Chaque année, de plus en plus d’étudiants en médecine de l’Union européenne se présentent aux épreuves classantes nationales (ECN).
En 2015, 349 candidats issus de 16 pays ont passé les épreuves dont plus de 50 % sont Roumains (contre 248 l’année précédente). Aux candidats étrangers s’ajoutent des Français souvent recalés deux fois en PACES et qui tentent leur chance hors de nos frontières.
Copie blanche et manque de pratique
Si le sujet est encore tabou, les autorités s’inquiètent de ce phénomène qui prend de l’ampleur. « Nous recevons des étudiants formés à l’étranger, qui pour certains ne parlent pas français, et dont on ne peut pas mesurer les compétences médicales, confie le Pr Jean-Pierre Vinel, président de la Conférence des doyens de médecine. Qu’un candidat puisse décrocher un poste en rendant une copie blanche est choquant ».
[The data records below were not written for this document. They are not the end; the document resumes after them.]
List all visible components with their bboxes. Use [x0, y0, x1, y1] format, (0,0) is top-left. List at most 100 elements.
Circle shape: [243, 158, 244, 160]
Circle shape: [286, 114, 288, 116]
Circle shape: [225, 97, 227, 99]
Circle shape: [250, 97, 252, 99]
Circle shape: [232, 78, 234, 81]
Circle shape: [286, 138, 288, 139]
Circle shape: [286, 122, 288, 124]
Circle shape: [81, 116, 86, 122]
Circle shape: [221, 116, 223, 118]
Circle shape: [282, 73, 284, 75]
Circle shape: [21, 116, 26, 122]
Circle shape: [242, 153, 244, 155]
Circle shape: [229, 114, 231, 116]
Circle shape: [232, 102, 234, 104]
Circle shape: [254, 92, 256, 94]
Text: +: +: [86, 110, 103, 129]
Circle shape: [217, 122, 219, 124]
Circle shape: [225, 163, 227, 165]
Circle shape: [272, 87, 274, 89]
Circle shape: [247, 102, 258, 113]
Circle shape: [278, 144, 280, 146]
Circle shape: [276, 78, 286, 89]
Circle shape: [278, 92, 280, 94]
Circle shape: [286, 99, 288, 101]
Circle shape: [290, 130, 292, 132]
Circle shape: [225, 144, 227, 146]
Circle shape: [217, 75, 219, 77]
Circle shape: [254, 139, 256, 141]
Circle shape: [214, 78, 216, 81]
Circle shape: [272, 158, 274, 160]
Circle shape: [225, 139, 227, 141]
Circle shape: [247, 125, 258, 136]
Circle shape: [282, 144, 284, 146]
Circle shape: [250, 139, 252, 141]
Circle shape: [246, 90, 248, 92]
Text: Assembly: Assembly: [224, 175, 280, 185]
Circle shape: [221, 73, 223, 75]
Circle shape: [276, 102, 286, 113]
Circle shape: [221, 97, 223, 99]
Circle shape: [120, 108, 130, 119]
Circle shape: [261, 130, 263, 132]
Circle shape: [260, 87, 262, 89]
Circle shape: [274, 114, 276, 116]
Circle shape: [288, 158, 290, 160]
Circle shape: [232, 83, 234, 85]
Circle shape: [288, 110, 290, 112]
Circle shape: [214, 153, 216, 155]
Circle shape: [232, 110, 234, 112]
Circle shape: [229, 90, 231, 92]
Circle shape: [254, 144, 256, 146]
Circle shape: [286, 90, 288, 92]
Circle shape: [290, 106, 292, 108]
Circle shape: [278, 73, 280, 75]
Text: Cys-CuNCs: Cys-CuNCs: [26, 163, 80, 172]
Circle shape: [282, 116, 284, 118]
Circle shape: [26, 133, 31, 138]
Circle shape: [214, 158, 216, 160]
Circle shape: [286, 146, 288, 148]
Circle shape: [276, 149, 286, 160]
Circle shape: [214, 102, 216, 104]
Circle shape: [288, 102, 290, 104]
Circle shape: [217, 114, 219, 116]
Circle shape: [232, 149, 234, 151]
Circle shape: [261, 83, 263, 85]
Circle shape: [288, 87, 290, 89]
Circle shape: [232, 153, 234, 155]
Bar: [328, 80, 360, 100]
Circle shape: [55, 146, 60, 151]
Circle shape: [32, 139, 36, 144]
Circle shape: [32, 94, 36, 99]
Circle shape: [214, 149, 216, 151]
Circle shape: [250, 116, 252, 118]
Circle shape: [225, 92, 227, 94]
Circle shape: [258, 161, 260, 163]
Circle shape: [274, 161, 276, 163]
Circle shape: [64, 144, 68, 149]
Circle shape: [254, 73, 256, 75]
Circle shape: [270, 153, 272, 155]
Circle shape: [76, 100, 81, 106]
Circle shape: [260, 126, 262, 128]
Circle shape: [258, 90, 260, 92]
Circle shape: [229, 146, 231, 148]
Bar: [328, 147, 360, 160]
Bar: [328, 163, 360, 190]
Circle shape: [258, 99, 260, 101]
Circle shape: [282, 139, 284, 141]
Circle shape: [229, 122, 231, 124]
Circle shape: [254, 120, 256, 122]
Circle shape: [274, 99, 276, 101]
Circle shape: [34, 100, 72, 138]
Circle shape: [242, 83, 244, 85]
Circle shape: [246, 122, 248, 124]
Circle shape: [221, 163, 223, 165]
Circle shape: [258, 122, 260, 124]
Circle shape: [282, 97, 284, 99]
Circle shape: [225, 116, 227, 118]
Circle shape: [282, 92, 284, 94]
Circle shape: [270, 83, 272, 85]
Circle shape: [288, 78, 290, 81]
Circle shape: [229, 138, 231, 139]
De fait, tous les nouveaux internes ne sont pas au niveau. En Ile-de-France, le coordonnateur du DES de médecine générale a récemment tiré la sonnette d’alarme auprès de l’ARS et du ministère de la Santé. « Depuis deux ou trois ans, nous rencontrons des problèmes avec des internes qui n’ont pas fait leurs deux premiers cycles en France et qui figuraient parmi les derniers classés des ECN, explique le Pr Philippe Jaury. Certains sont incompétents. »
Des chefs de service ont signalé les graves manquements de leurs nouveaux internes et interpellé les autorités. « À titre conservatoire, en accord avec le président des doyens d’Ile-de-France, nous avons suspendu huit internes », explique le Pr Jaury. Ces derniers effectuent des stages de remise à niveau dans des services hospitaliers parisiens polyvalents. Ce stage de rattrapage de six mois est payé mais il ne permet pas à l’interne de valider un semestre.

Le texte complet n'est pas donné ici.